Depending on where the hospital is located, Emergency Departments (ED) are often big money losers when they are forced to treat disproportionately large numbers of indigent patients. In areas where poverty is higher than average, EDs often treat patients in the ED who seek charity care for non-urgent conditions. It should come as no surprise that being in an area where competition is fierce; or the local residents poor, makes the hospital able to support money-losing ERs.
To help alleviate the shortage in emergency medical care, some doctors and nurses opened up an “urgent care” clinic at a medical office building near me. They do x-rays, stitches, set broken bones, treat snakebites and other urgent medical needs that are normally handled after a lengthy wait at the overwhelmed emergency department in our rural county hospital. Severe trauma or life-threatening problems are still transported by ambulance to the hospital, or even by helicopter to one of the city hospitals. Who is the main opposition to the “urgent care” clinic? The hospital.
Try not to have a medical emergency? I’ll do my best.
From the NY Times article: “This suggests market forces play a larger role in the distribution and availability of care” in the United States, Dr. Hsia said, especially emergency care. “We can’t expect the market to allocate critical resources like these in an equitable way.”

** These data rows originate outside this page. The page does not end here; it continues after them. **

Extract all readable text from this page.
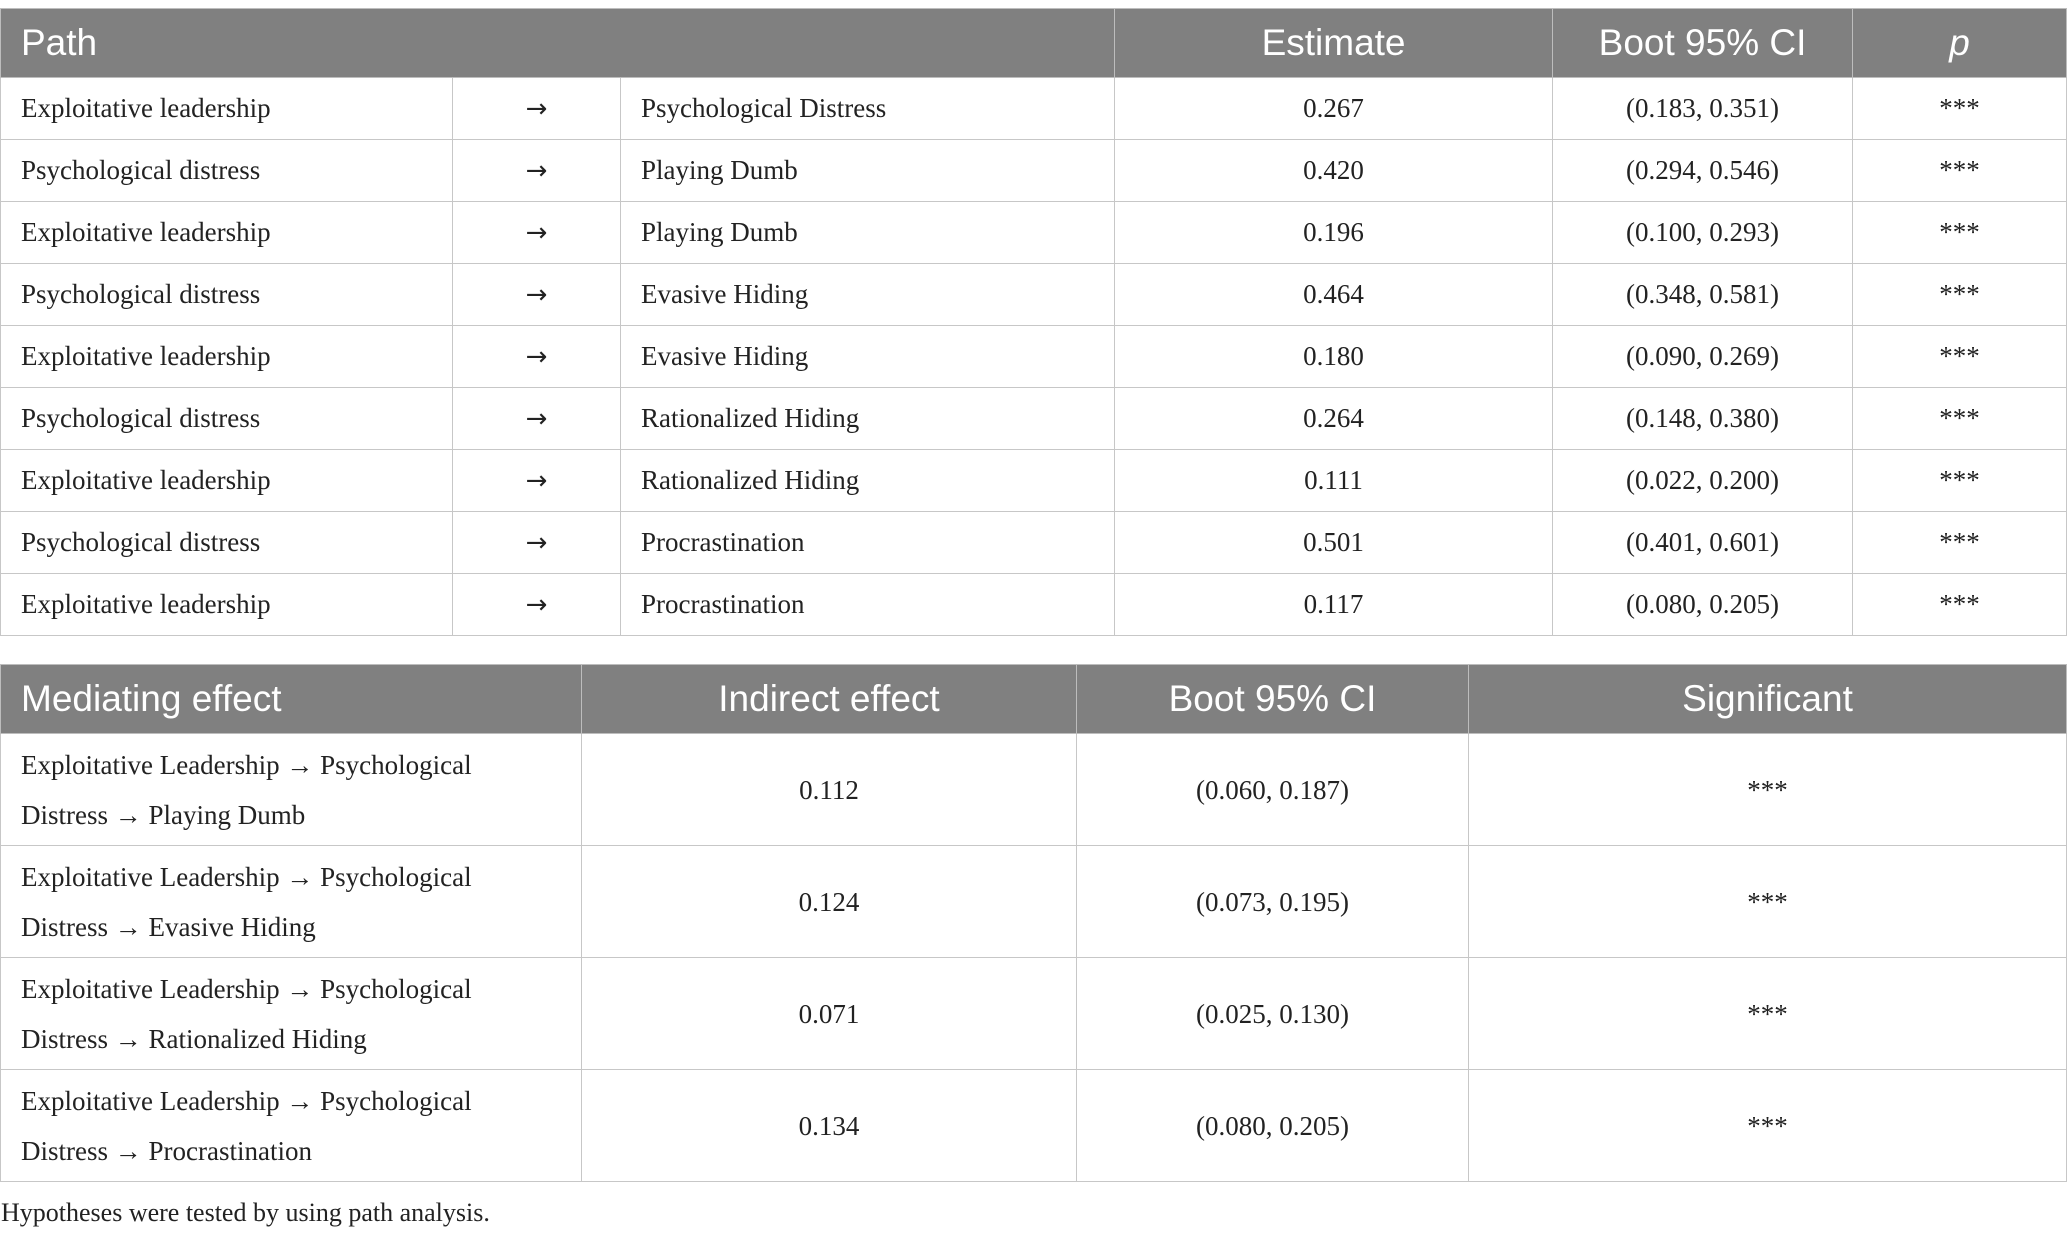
Path			Estimate	Boot 95% CI	p
Exploitative leadership	→	Psychological Distress	0.267	(0.183, 0.351)	***
Psychological distress	→	Playing Dumb	0.420	(0.294, 0.546)	***
Exploitative leadership	→	Playing Dumb	0.196	(0.100, 0.293)	***
Psychological distress	→	Evasive Hiding	0.464	(0.348, 0.581)	***
Exploitative leadership	→	Evasive Hiding	0.180	(0.090, 0.269)	***
Psychological distress	→	Rationalized Hiding	0.264	(0.148, 0.380)	***
Exploitative leadership	→	Rationalized Hiding	0.111	(0.022, 0.200)	***
Psychological distress	→	Procrastination	0.501	(0.401, 0.601)	***
Exploitative leadership	→	Procrastination	0.117	(0.080, 0.205)	***
Mediating effect	Indirect effect	Boot 95% CI	Significant
Exploitative Leadership → Psychological Distress → Playing Dumb	0.112	(0.060, 0.187)	***
Exploitative Leadership → Psychological Distress → Evasive Hiding	0.124	(0.073, 0.195)	***
Exploitative Leadership → Psychological Distress → Rationalized Hiding	0.071	(0.025, 0.130)	***
Exploitative Leadership → Psychological Distress → Procrastination	0.134	(0.080, 0.205)	***
Hypotheses were tested by using path analysis.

Dr. Hsia has an interesting notion of “markets”, “critical resources”, and “equity.”
The conflict of objectives in U.S. hospitals is unmanageable. Imagine if the government tried to solve the homeless problem by declaring that for-profit hotels were immoral and ordered hotels to be non-profit (e.g. Columbia Presbyterian Hotel, St. Mary’s Hotel, Mount Sinai Hotel) and offer free rooms to those who cannot afford to pay for accomodation. Fee-paying guests would cross-subsidize those impoverished guests.
I’ve never heard anyone suggest this as a solution to the homeless problem. But we’ve accepted it as a solution to the health-care problem for over a century!